3. Jesus absorbed the cost fully, because though he was rich, he became poor so that by his poverty, we might become rich. He bore our sins in his body, so that we might die to sin and live to righteousness.
4. And finally, Jesus follows up. He doesn’t leave us alone as orphans but places in us his Spirit, so that we too would bear the fruit of Kindness in our lives for all to enjoy, that we would learn to put others first, to willingly risk, to absorb the cost, and follow up.
The only thing that will motivate you to live a life of kindness is experiencing the kindness of Jesus first. When you do, it will change you from the inside out. Embrace his kindness, and your heart will be so transformed by it that you won’t be able to help but extend kindness to all.
I was at home with the kids on Friday morning and for whatever reason, I was a bit of a grouch. Just short-tempered and not really in the most playful mood (obviously last week’s sermon on Patience hadn’t really sunk in yet). My two-year old Annie could tell something was up, so she brings over a bowl & spoon, and says, “Daddy, I make you eggs.” Thanks, kid. Girl knows a way to a man’s heart.
But then she says this: “Daddy, I want to serd (sic) you.”
It took me a second. Sometimes it’s difficult to tell with Toddlers what they’re trying to say, but given the context, this one was crystal clear. She was saying, “Daddy, I want to serve you.” She could see I was upset, or at least a little crabby. But in her childlike innocence, she says, “I want to serve you.”
I challenge you to keep those words in front of you this week—“I want to serve you.” In your friendships, at work, in your marriages and families and wherever your week takes you, let those words shape your attitude and actions: “I want to serve you.”
When an individual does an act of kindness, it’s a beautiful moment;
but when a group of people partner and serve together, it can begin a movement.
The Salvation Army was built on “I want to serve you.” It began with a vision to bring salvation to the poor, destitute, and hungry by meeting both their “physical and spiritual needs,” and now they have a presence in over 125 countries. They run charity shops, shelters for the homeless, and provide disaster relief and humanitarian aid to developing countries.
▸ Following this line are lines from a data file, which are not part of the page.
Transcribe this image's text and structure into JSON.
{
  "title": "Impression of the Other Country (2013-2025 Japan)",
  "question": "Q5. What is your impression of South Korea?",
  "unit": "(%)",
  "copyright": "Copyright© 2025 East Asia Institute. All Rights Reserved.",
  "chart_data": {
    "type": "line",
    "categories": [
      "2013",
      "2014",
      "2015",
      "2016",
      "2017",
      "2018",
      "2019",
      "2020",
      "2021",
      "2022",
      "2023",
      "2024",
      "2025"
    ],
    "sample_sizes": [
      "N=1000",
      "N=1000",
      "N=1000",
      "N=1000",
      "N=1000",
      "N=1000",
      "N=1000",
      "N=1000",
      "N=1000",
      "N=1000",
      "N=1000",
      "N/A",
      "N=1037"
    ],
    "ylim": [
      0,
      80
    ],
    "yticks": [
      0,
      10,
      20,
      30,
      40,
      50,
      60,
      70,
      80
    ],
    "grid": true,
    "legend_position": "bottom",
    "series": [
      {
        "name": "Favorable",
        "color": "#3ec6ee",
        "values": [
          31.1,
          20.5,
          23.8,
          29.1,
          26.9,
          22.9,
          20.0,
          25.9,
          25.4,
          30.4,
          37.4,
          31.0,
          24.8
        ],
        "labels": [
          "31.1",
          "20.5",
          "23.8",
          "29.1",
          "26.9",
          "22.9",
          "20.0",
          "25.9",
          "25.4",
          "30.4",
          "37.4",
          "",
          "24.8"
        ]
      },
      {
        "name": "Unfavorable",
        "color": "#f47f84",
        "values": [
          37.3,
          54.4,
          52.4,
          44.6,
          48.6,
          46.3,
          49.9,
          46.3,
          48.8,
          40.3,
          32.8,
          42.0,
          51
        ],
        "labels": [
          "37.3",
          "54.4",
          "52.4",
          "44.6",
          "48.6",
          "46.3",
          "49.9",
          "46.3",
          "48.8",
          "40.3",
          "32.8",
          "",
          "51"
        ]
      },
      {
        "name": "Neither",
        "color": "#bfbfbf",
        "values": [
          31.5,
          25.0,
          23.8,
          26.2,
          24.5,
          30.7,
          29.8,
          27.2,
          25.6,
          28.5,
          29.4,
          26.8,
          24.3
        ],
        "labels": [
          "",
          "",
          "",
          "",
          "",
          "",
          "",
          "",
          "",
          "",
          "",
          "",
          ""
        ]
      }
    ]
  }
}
Right now, the Kansas City Salvation Army is in dire need of donations, specifically nonperishable foods. As one way to join together as a church and serve the needs of our city, we will be collecting canned goods, peanut butter, whatever leftover ramen packs you’ve got in your dorm still as you’re cleaning it out, all of it! We’ll have a tub in the back between now and the last Sunday of June to collect all the food we bring.
I’ve seen our young church already step up in amazing ways. We started off our first month with #31goodthings which was all about individual acts of kindness.
Three times already this year, different groups in our church have prepared meals and fed families with sick kiddos in the Ronald McDonald Room at Children’s Mercy Hospital. I know care packages (stuffed with water bottles, granola bars, and socks) have been put together and distributed to the homeless. A group went just the other day to donate blood at the Community Blood Center, and in fact, we’re planning to host a blood drive together later this summer here at the church.
I’m not saying these things to brag. I just want to highlight some of the good things we’ve been a part of so far in the last few months so we can continue to build on them.
We set aside some money at the beginning of the year to start a food pantry of our own, but we’re not in the position building-wise to do this just yet. So as a church, we plan to give $200 to the Salvation Army toward feeding the hungry and clothing the homeless, along with all the nonperishable foods we collect between now and the end of June.
Because when an individual does an act of kindness, it’s a beautiful moment;
but when a group of people partner and serve together, it can begin a movement.
If the kindness of God could change us,
then the kindness of the church will change the world.